Well, let's see now...

Nobody is saying Rachel Ward shouldn't be allowed to make her movie. It's just that every time a niche movie is made with government money, it's an opportunity lost to have made a movie that might have a wider audience appeal.

And every time a niche movie goes into the market place and doesn't make it's money back, it puts another nail in the coffin of the Australian Film Industry being viable as an industry. And frankly, we've had 30-odd years of that going on thanks to really strange choices made by the AFC, FFC the various State-based agencies, and most likely Screen Australia. These strange choices informed by non-market biases and a very strong sense of wanting to be seen funding the 'correct' projects, combined with the ATO's very strange rulings on what constitutes Australian films, have all but destroyed the creatives in this country. We're dead, we're fucked - so much so in fact that we're dead-er and fucked-er than ever before.

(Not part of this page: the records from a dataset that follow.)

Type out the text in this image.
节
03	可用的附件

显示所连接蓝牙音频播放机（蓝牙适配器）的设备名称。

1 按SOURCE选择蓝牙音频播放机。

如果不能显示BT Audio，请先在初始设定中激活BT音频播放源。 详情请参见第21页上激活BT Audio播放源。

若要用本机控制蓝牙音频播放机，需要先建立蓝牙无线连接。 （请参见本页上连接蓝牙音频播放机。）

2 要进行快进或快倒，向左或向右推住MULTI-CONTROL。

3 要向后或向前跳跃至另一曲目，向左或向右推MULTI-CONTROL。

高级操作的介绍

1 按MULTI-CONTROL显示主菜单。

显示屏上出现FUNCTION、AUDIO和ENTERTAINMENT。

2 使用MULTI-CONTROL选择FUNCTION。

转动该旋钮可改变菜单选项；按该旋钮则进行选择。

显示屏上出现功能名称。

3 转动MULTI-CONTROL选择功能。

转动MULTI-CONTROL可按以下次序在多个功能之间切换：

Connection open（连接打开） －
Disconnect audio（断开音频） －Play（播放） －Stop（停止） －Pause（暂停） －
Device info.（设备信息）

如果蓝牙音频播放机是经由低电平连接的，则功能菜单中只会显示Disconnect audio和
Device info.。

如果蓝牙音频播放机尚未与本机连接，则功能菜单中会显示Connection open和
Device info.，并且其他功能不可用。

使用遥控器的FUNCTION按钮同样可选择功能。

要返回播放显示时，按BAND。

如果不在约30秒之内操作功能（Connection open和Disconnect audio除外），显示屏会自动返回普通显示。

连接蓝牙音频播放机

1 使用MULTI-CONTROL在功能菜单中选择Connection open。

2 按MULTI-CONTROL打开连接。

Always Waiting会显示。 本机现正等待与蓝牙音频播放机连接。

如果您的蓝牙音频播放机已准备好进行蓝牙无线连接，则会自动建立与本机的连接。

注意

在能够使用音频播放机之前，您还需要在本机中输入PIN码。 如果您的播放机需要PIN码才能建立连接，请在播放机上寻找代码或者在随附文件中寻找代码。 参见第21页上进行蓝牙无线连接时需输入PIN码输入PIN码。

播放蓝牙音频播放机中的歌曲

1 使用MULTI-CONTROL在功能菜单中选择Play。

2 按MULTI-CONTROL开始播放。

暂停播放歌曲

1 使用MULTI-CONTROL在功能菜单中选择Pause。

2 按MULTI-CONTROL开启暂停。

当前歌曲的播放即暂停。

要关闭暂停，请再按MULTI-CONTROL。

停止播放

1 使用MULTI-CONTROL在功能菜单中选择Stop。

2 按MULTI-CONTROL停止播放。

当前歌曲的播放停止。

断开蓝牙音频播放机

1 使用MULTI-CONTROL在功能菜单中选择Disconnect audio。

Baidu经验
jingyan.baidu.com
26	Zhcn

So I kind of think Ms Ward is pretty lucky to have been able to make her film, good or bad, hit or not. It most likely won't be a hit. It most likely won't make its money back, but she got her work out, and likely got paid to do it. I think she's been given way more of a fair crack of the whip.

Here's some sobering news for you all. 'Indie' is dead. That's straight out of LA. Don't even bother writing your small-time scripts with little actions tailored for small budgets. They're not getting made. The marketplace is rationalising itself around big pictures that are based on proven commercial properties - read comic books and toys - and the biggest demand outside of that scope is in the $20million budget picture.

The kind of films we make in Australia simply don't fit that category. It's time to accept that even the international market that used to exist for our films is rapidly disappearing with the GFC.

So do I think Rachel Ward is off-base? Yeah, I do.